The most recent failures have been some of the worst yet.

Stage 6 load-shedding, where 6,000 megawatts of power is removed from the country’s generating capacity was implemented for the first time this week, with Eskom saying that it was now also planning for Stages 7 and 8. Previously, the highest load-shedding rate had been Stage 4.

Petra Diamonds Ltd (LON:PDL) was one company which was seriously effected, being forced to shut down operations at its famous Kimberley mine. Also facing stoppages was Harmony Gold (JSE:HAR), which ceased operations at its nine South African mines for two nights, and Sibanye-Stillwater (JSE:SGL), which closed all its deep-level mines.
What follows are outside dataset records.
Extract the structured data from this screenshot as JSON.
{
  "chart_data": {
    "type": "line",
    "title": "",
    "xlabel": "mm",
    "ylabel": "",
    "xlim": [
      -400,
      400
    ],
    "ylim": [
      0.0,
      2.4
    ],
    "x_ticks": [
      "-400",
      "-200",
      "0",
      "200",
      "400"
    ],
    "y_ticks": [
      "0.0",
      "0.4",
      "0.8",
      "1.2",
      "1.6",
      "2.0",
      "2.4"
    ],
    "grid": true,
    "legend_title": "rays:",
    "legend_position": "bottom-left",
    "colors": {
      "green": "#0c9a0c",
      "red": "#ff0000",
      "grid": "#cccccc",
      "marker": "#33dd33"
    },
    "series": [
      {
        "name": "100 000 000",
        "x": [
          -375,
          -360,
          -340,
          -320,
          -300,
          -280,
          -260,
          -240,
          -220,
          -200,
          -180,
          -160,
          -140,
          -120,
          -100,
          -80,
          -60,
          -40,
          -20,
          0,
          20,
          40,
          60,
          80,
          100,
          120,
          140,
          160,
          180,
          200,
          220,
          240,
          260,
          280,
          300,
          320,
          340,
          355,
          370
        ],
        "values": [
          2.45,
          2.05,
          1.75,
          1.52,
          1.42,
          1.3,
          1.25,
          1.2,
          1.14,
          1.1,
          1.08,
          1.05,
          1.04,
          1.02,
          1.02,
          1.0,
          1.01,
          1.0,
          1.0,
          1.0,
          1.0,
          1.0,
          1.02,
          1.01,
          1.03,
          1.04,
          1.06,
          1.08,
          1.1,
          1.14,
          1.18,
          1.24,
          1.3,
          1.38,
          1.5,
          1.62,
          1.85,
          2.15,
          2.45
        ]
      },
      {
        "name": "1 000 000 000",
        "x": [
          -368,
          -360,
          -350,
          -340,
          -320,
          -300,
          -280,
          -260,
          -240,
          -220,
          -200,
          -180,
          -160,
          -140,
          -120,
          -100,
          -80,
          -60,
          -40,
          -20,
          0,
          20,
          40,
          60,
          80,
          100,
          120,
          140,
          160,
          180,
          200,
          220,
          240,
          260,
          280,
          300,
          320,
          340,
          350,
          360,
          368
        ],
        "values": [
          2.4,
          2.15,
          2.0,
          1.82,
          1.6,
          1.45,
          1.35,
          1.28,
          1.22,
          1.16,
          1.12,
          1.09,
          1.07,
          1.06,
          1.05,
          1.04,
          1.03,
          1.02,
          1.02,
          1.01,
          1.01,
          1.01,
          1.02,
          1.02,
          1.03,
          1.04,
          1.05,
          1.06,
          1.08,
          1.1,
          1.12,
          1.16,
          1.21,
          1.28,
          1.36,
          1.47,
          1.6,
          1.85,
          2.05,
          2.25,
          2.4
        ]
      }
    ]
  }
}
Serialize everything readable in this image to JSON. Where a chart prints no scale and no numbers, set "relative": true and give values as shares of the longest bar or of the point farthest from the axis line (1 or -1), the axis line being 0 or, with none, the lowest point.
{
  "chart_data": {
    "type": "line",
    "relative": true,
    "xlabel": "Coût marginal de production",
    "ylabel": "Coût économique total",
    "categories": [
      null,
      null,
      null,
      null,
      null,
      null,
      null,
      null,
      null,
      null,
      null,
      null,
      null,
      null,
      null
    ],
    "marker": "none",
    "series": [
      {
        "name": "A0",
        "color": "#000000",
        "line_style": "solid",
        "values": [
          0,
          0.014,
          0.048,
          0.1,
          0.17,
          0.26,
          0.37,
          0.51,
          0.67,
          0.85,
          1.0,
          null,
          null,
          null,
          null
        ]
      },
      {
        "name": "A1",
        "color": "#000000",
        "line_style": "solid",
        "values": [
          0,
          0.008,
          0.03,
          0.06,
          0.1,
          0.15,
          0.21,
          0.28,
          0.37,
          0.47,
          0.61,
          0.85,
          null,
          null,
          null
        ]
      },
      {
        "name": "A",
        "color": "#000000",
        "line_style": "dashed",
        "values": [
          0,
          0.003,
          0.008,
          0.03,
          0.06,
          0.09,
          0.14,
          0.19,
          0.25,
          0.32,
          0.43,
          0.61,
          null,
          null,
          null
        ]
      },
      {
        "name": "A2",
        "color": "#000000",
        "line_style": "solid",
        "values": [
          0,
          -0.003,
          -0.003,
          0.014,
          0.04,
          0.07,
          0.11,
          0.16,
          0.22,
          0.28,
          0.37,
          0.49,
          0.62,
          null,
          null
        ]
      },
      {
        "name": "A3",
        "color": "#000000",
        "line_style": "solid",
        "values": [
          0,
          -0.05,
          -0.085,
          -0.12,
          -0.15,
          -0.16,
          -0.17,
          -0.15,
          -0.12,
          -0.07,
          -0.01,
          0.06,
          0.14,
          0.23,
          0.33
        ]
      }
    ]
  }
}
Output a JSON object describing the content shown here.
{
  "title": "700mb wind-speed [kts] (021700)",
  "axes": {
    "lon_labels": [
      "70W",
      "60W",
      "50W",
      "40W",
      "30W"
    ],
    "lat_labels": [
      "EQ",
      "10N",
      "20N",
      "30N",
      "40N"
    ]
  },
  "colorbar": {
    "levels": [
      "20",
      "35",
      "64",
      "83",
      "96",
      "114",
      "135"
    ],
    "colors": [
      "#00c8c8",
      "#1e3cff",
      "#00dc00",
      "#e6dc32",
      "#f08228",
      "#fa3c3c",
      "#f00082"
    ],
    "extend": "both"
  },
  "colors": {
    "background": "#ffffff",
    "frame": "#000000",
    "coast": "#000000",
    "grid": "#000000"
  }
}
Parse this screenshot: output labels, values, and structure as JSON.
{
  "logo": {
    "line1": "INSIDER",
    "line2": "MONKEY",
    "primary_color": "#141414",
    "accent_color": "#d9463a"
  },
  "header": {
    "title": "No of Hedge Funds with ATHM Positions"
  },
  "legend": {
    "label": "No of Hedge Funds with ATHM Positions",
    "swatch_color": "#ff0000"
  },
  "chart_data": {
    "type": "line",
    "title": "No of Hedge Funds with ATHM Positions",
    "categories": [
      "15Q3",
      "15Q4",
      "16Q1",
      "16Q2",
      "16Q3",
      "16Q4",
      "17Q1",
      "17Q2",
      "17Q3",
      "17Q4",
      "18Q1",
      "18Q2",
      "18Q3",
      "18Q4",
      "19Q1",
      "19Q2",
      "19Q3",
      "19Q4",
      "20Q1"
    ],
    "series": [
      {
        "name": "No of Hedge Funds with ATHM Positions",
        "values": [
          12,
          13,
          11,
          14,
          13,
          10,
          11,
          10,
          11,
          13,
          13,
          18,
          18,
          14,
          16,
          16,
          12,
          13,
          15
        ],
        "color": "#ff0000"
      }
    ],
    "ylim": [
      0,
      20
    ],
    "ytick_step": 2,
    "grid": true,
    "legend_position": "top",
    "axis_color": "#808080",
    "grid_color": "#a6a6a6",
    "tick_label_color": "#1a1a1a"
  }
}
Anglo American (LON:AAL) said it had been effected but didn’t say how.

Eskom is currently carrying around US$30bn of debt, and has been plagued by incompetence in recent years, as long-standing and experienced managers have been edged out to make way for political appointees. Critics regularly accuse these appointees of looting the company.

And as recently as last week, President Ramaphosa was praising the recent construction of the Medupi power station as a “fitting symbol of the importance of our state-owned enterprises”.

Medupi has come in years late and almost four times over budget, and is currently not performing to expectations. Another new power station, Kusile, is also underperforming. Just as troubling for South African industry though, is that because Eskom is so saddled with debt it is unable to provide efficient servicing and maintenance to its older power stations. That means that there is little likelihood that things will improve any time soon, and all this in the context of a 500% increase in tariffs over the past decade or so.

It all adds up to a teetering parastatal behemoth that is becoming increasingly unreliable, and which is becoming a symbol of South Africa’s wider economic decline. In November Standard & Poors cut the country’s credit outlook to negative. Many observers expect the country to swing into recession as a result of Eskom’s load-shedding programme, and that in turn is having an effect on credit ratings.

The country is currently rated at BB by Standard & Poors, two notches below investment grade. But there’s every expectation that this will drop a further grade at the next readjustment. That will put the country’s borrowing costs up, and put further pressure on Mr Ramaphosa, who is struggling to find the money to allow him to fulfil promises made to his supporters.

In the absence of that available cash, he is having to turn to different narratives, hence the accusation that sabotage was behind more than 2,000MW of the recent load-shedding requirement. Not surprisingly, he has called for the perpetrators to be found and detained by police. But it would be equally unsurprising if no perpetrators were ever found.

It has been a favoured tactic of left-wing governments, from Stalin’s Russia to Maduro’s Venezuela to blame poor economic performance on saboteurs. In Stalin’s case, he used the apparent “sabotage” of the fledgling Soviet economy to perpetrate a genocide on an entire class of people – the kulaks.

The consequences of Ramaphosa’s accusations are likely to be less strong. Nevertheless, there are call for ethnic cleansing on the left of the South African political spectrum as well as on the right.

The precedent set by Zimbabwe to the north looks increasingly instructive. Unfortunately, it offers no one any comfort at all.